ChatGPT: Chasing the Storm in Radiology Training and Education
We carefully reviewed the editorial penned by Sodhi et al, addressing the potential
application of Chat Generative Pre-Trained Transformer (ChatGPT) in training and educating
radiology residents, coupled with a prudent acknowledgment of its limitations and
pitfalls.[1] In response, we aim to contribute some perspectives on large language models (LLMs)
in radiology, from our experience of utilizing and evaluating various open-source
and proprietary LLMs for various tasks in radiology.

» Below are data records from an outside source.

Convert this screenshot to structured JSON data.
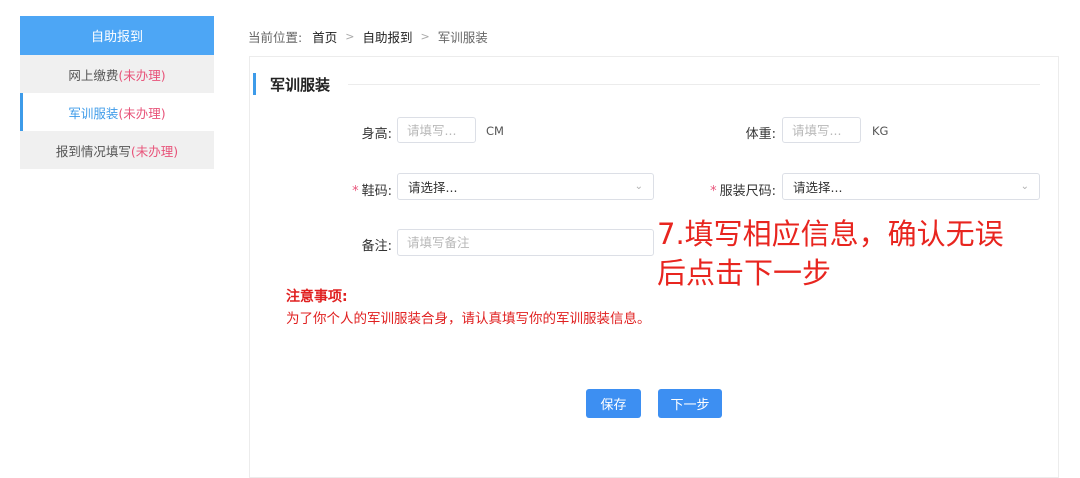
{
  "sidebar": {
    "header": "自助报到",
    "items": [
      {
        "label": "网上缴费",
        "status": "(未办理)"
      },
      {
        "label": "军训服装",
        "status": "(未办理)"
      },
      {
        "label": "报到情况填写",
        "status": "(未办理)"
      }
    ]
  },
  "breadcrumb": {
    "prefix": "当前位置:",
    "items": [
      "首页",
      "自助报到",
      "军训服装"
    ]
  },
  "section": {
    "title": "军训服装"
  },
  "form": {
    "height": {
      "label": "身高:",
      "placeholder": "请填写...",
      "unit": "CM"
    },
    "weight": {
      "label": "体重:",
      "placeholder": "请填写...",
      "unit": "KG"
    },
    "shoe": {
      "required": "*",
      "label": "鞋码:",
      "value": "请选择..."
    },
    "clothing": {
      "required": "*",
      "label": "服装尺码:",
      "value": "请选择..."
    },
    "remark": {
      "label": "备注:",
      "placeholder": "请填写备注"
    }
  },
  "notice": {
    "title": "注意事项:",
    "text": "为了你个人的军训服装合身，请认真填写你的军训服装信息。"
  },
  "buttons": {
    "save": "保存",
    "next": "下一步"
  },
  "annotation": {
    "line1": "7.填写相应信息，确认无误",
    "line2": "后点击下一步"
  },
  "colors": {
    "accent": "#3d9be9",
    "status": "#e8547a",
    "notice": "#e02020",
    "annotation": "#e8251f"
  }
}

In their editorial, the authors exclusively leveraged ChatGPT, a widely recognized
and freely available LLM. It is noteworthy that while the free version of ChatGPT
utilizes the GPT-3.5 model, the paid version, ChatGPT Plus and Team, leverages the
GPT-4 model that boasts three key features: enhanced creativity, compatibility with
visual input, and an ability to process longer contexts. GPT-4 offers unparalleled
capabilities in tasks demanding advanced reasoning and complex instruction comprehension[2] and also has the ability to retrieve information from the Internet real time using
retrieval augmented generation.[3]
Drawing from our personal experiences, Microsoft Bing Chat, now rebranded as Copilot,
emerges as a viable alternative, allowing the utilization of the advanced GPT-4 model,
without any charge. Additionally, we have explored other free LLMs such as Google
Bard (rebranded as Gemini), Perplexity, and Claude.[4]
[5]
[6]
It is crucial to highlight that, while Gemini offers image analysis capabilities,
it falls short in the domain of medical image interpretation. When prompted to interpret
medical images, the response generated is shown in [Fig. 1]. Also recently, major issues in Gemini with respect to being biased toward certain
sections of the society have raised concerns regarding the introduction of bias during
the use of LLMs in sensitive domains like healthcare.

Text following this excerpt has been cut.